According to the minister, Egyptian parties to the current agreement notified East Mediterranean Gas Co. — which transports the gas to Israel — five times about past-due amounts before deciding to end the agreement on Sunday.

Egypt “is willing to renegotiate the deal, though it would be under a new contract, with new terms and prices,” Aboulnaga said. She did not say how much money was past due.

Former Arab League chief and presidential hopeful Amr Moussa told the state-run Al-Ahram media outlet that severing the agreement between Israel and Egypt was “a natural step in light of information relating to corruption which tarnished this deal.”

The Muslim Brotherhood’s official spokesperson Mahmoud Ghozlan called the move an “excellent decision” and said it had nothing to do with the peace treaty in place between the two countries.
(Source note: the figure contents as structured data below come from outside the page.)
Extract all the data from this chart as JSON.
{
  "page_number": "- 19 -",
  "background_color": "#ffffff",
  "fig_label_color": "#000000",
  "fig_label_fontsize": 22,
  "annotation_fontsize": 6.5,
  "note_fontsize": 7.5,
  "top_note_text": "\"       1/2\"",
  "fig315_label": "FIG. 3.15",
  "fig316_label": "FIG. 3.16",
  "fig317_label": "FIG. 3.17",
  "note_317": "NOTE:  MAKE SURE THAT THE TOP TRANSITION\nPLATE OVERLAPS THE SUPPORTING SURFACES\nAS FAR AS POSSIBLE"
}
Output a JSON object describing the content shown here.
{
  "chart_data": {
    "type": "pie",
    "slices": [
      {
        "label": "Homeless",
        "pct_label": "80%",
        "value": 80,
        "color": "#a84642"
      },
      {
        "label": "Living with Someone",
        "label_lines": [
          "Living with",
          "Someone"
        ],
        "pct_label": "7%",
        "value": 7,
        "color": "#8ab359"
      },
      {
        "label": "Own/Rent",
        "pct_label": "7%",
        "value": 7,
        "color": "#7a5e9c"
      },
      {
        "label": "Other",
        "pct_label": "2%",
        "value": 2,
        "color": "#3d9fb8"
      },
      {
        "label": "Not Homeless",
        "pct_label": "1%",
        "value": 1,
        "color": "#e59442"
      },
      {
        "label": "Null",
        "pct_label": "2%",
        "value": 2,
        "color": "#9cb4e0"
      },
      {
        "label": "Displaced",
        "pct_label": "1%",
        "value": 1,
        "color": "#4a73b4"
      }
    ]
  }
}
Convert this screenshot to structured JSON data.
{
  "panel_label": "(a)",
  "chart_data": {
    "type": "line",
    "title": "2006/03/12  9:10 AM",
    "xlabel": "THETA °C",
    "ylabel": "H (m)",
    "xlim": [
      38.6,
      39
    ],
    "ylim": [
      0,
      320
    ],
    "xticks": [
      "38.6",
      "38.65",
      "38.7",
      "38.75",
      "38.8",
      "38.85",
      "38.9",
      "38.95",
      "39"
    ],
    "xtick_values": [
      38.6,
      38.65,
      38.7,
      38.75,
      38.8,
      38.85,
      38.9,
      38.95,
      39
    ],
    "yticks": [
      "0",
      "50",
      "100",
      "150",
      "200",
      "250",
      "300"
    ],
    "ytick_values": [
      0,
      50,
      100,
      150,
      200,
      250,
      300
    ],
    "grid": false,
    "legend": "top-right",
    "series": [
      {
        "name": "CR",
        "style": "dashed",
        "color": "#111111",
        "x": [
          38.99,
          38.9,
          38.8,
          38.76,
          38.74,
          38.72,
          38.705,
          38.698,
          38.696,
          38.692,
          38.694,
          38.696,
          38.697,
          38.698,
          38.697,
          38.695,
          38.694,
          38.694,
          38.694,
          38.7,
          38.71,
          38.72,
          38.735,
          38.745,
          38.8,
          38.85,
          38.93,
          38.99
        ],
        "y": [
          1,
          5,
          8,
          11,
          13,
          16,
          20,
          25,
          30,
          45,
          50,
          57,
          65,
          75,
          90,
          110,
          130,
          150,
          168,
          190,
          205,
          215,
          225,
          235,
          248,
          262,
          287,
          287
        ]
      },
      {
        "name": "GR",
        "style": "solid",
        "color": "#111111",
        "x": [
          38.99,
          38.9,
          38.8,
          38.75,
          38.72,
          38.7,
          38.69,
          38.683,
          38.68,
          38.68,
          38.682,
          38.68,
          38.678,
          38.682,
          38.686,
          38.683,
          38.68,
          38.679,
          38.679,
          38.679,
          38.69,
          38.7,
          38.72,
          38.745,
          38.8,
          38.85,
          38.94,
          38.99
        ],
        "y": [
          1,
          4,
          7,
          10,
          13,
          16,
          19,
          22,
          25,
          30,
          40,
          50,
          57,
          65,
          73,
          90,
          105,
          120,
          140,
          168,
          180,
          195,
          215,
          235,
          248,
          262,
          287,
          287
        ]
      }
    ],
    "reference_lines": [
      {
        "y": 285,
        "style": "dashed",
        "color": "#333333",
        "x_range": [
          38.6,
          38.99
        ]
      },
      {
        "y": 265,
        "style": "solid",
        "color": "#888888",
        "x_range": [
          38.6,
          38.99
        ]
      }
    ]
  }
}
Ampal-American Israel Corp., which owns 12.5 percent of EMG, said Sunday that it had been informed by EMG that Egyptian General Petroleum Corp. and the Egyptian Natural Gas Holding Co. were terminating the gas-supply agreement, Bloomberg News reported.

Prime Minister Benjamin Netanyahu said on Monday, “We don’t see this cutoff of the gas as something that is born out of political developments. It’s actually a business dispute between the Israeli company and the Egyptian company.”

Netanyahu added that Israel has the reserves of gas “to make Israel totally energy independent, not only from Egypt but from any other source, and to have Israel become one of the world’s large exporters of natural gas.”

Foreign Minister Avigdor Lieberman said Monday morning he hoped the support shown by presidential candidates in Egypt for canceling the gas pipeline deal with Israel was motivated by electioneering rather than a desire to end the peace treaty.

“We want to believe that all the recent announcements are part of the election campaign and afterwards things will return to normal,” Lieberman said in an interview on Army Radio. “We will wait another month and a half, until after the elections, and see if things return to normal.”

The foreign minister also said he believed that the cause of the current dispute over Egyptian gas supplies to Israel was commercial in nature and not part of a wider political split between the two countries.

“To make this into a political dispute would be a mistake,” Lieberman said. “The peace treaty is important to Israel and no less so to Egypt.”